BREAK UP AT&T AND VERIZON?
In Filmmaker‘s Summer issue we ran David Rosen’s “The Next Telecom War,” which argued that net neutrality debates are distracting us from the real goal of infrastructure common carriage. Now, Rosen has contributed to “What Now for Broadband and the Telecoms,” posted on the Nieman Foundation for Journalism at Harvard’s Nieman Watchdog site. Bruce Kushnick’s article poses a series of relevant questions regarding broadband and telco policy to the incoming Obama administration:
Q. Will you set the goal of broadband access at 1 gigabit in every American home?
Q. Why aren’t telecom subsidies being directed to cover much-needed infrastructure improvements?
Q. What steps should be taken to democratize the FCC’s decision-making process?
Q. Will you re-introduce and implement the parts of the 1996 Telecommunications Act that promote competition?
Q. Is it time to break up AT&T again? And Verizon, as well?
For those who have read “Creative Destruction” in the current issue of Filmmaker (it is excerpted at the link but the full version that contains the relevant passages to net neutrality is only available in the print or digital edition of the magazine), these questions will resonate as they cut to the heart of what Ira Deutchman and Ted Hope talked about in the piece. Check out the piece at Nieman Watchdog, which begins like this:
Telecommunications reform needs to be on President-elect Obama’s agenda and that of the 111th Congress. It is a key aspect of overall infrastructure renewal and will impact the future of the nation’s economic prosperity, educational system and its role in an increasingly globalized world.
January 1, 2008, marks the 25th anniversary of the breakup of the old AT&T after a successful Department of Justice antitrust suit during the Reagan administration. AT&T was broken up because a then-upstart, MCI, wanted to compete to offer long distance service and AT&T did everything in its power to block competition. The case, initiated by the Ford Administration and pursued under Jimmy Carter, showed how the government could help foster fair competition in the telecommunications industry. But thanks to deregulation in the 1990s, we now live in an age of mega-telecoms, including a reconstituted AT&T.
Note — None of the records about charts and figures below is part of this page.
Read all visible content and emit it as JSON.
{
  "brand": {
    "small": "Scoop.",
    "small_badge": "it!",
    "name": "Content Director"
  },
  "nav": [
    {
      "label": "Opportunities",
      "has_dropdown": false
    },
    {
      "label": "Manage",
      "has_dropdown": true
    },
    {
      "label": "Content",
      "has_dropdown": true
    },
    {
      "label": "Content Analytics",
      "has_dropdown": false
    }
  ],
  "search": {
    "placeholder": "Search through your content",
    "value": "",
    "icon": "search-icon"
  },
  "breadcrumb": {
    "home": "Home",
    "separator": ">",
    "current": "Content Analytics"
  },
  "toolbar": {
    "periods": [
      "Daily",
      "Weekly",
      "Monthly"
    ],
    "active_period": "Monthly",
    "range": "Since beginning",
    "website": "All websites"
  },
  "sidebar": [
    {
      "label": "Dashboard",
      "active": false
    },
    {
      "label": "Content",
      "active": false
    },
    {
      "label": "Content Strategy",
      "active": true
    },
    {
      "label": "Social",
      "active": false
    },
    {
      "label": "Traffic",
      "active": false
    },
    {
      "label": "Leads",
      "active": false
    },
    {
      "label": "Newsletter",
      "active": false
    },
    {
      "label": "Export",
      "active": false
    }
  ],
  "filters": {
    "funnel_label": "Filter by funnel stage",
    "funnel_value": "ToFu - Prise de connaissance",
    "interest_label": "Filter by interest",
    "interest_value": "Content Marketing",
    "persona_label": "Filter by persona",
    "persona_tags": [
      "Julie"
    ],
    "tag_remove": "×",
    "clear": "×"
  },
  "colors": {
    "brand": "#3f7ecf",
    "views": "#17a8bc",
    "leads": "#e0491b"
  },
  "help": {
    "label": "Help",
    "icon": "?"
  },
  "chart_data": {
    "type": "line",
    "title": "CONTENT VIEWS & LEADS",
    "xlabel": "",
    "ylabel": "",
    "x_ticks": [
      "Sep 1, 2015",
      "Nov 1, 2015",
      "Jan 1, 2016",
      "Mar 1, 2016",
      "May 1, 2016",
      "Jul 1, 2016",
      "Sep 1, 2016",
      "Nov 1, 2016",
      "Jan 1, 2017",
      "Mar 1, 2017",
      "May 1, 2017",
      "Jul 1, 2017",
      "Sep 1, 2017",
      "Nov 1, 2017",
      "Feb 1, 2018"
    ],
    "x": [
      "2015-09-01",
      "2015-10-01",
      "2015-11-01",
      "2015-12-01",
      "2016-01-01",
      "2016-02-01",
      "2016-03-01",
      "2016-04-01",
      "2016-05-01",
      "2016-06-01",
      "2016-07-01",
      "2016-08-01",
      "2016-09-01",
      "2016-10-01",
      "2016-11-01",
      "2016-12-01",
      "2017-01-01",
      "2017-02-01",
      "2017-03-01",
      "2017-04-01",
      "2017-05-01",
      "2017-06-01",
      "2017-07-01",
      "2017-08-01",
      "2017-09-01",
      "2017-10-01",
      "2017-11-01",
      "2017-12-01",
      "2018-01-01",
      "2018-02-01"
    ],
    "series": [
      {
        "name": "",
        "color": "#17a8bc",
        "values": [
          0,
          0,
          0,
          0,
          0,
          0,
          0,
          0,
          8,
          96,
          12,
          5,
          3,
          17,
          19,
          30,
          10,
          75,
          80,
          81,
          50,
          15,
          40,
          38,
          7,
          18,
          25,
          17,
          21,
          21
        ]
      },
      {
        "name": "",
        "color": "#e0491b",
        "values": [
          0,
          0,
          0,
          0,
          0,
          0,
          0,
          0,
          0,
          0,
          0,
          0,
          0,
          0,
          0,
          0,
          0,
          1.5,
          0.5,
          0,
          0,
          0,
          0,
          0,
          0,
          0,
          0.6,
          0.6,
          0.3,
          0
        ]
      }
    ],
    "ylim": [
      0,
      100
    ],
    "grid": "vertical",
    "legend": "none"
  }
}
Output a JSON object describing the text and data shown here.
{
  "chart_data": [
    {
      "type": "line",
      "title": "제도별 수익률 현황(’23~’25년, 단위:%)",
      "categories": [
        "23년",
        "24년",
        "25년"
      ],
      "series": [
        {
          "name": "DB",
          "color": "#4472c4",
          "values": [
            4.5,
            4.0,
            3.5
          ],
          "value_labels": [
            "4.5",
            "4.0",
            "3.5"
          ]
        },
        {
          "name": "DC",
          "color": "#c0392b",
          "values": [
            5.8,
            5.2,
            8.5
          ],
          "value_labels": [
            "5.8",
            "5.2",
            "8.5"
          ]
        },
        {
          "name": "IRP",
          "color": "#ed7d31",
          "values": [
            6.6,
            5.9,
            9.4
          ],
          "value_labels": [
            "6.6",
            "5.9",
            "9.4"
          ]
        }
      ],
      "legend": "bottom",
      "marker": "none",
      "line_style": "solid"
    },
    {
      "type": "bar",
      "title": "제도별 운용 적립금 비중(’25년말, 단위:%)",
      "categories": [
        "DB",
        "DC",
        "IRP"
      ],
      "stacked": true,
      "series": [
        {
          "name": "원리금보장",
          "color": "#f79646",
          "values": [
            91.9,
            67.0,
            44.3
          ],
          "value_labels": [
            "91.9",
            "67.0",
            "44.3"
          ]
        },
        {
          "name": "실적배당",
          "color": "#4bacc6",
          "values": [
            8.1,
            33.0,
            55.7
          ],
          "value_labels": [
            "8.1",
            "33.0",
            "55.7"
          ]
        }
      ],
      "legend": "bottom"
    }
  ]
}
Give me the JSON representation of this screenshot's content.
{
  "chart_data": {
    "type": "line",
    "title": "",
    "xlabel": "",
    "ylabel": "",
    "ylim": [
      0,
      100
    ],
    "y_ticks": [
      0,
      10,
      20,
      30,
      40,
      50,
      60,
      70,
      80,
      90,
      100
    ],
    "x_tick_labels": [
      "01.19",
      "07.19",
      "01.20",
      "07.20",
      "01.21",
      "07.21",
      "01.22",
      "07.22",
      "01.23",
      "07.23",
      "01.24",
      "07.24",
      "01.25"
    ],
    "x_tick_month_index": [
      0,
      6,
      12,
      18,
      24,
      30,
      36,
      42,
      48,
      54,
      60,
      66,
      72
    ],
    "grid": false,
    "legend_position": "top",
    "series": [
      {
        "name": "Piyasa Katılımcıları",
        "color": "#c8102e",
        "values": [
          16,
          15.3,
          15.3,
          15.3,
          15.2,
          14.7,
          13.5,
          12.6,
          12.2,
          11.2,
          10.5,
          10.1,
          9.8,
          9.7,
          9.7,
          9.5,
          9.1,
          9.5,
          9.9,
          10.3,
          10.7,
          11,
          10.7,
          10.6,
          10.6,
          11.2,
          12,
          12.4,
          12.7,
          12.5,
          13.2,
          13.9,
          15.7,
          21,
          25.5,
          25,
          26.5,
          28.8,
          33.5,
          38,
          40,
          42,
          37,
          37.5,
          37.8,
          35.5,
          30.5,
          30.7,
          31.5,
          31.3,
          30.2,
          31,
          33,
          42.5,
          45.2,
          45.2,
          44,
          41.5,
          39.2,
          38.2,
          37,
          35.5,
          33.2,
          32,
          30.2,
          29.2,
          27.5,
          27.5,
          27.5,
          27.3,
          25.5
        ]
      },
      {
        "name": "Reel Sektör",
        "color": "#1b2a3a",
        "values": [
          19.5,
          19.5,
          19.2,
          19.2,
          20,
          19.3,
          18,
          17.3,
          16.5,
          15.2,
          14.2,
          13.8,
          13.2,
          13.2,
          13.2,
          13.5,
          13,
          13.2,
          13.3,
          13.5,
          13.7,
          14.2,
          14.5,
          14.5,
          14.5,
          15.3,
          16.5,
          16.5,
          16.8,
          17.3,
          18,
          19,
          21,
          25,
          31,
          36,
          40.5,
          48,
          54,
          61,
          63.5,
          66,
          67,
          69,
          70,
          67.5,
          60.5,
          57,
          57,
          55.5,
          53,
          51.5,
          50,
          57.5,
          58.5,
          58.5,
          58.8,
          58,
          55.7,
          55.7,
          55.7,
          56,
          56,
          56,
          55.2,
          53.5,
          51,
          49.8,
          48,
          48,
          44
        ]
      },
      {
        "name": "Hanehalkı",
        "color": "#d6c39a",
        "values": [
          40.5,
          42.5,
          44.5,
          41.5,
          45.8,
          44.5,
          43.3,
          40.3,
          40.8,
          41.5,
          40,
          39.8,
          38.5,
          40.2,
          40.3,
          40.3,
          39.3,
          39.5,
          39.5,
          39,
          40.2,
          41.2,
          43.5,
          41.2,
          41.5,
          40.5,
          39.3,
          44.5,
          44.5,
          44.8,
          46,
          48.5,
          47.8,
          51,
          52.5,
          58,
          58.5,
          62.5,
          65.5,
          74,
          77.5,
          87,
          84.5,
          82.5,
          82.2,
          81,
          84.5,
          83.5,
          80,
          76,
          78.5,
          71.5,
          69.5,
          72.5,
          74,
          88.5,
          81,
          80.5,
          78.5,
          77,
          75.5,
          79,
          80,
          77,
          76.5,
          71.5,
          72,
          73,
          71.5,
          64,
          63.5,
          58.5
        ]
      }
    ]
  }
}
The results have been damaging to Americans—and widely ignored by the traditional news media. The U.S. share of worldwide Internet traffic has shrunk over the last decade from 70 percent to 25 percent. The Organization for Economic Cooperation and Development (OECD) ranks the U.S. 15th out of 30 leading industrial nations in per capita broadband use. And Americans are getting poorer broadband telecommunications services—lower bandwidth—and paying more than citizens in most other advanced industrial countries.
Corporate control over the broadband agenda in Washington, D.C., and the state capitals has let mergers go unchecked. A few mega-telecoms now control local service, long distance, Internet connectivity (ISP services), broadband (DSL) and the wireless spectrum. Competition no longer exists for wireline phone service and will likely soon shrink for wireless service. Charges to consumers continue to rise even as costs to providers continue to drop.
Just as there is a need for the re-regulation of America’s financial system in light of the current mortgage and banking crisis, a meaningful strategy is also needed for telecommunications.